In the summer of 2021, I started to experience extreme back pain. At times, I was unable to sit down or move at all.
Being an active 20-year-old who grew up playing sports, I attributed my pain to a tweak that I just needed to stretch out. But the pain continued getting worse, and my left leg became swollen and purple.
When I went to the ER, they found blood clots that spanned from my pelvis to my ankle (DVT) that had been there for almost a year, and three huge clots in my lungs (pulmonary embolism, or PE). The hematologist told me I should buy a lottery ticket for how lucky I’d been.

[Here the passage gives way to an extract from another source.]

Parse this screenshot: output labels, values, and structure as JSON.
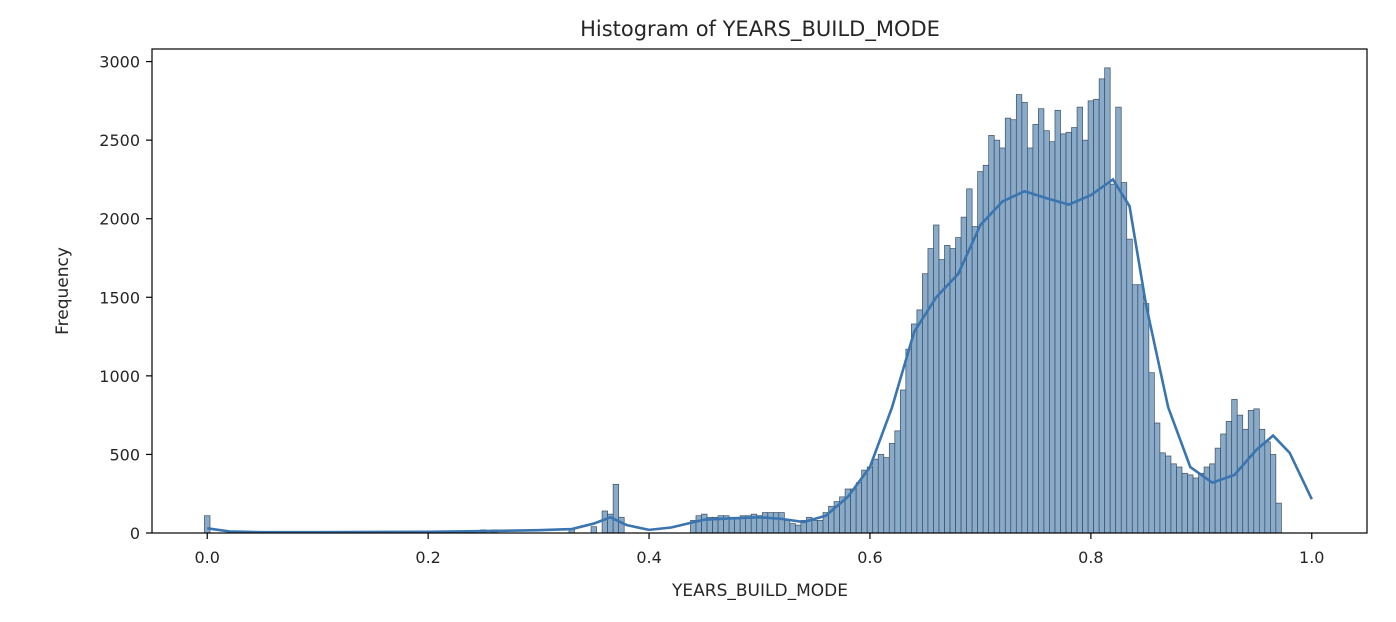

It wasn’t until they told me how serious my diagnosis was that I realized in the month leading up to this, my legs were heavy, and even climbing the stairs had put me out of breath.
During my week in the hospital, I went through two thrombectomy procedures. Doctors also discovered that I have May-Thurner syndrome, and within the same month, I learned I also have Factor II heterozygous clotting disorder.
In terms of risk factors, I was taking estrogen-based birth control and had a sedentary job.
I was put on Eliquis indefinitely, but in the spring of 2022, my left leg was beginning to swell again, and my doctor told me I would need a stent in my iliac vein. I had one inserted and doctors also removed the scar tissue that had been left over from hardened clots.
A year later, in 2023, I am clot free and learning how to listen to my body.
This experience has taught me to communicate with my doctors and be involved in my own health. Now, I bring up any health issues without delay and don’t let any pain go unnoticed. I’m thankful for NBCA for allowing survivors to share their own stories like mine.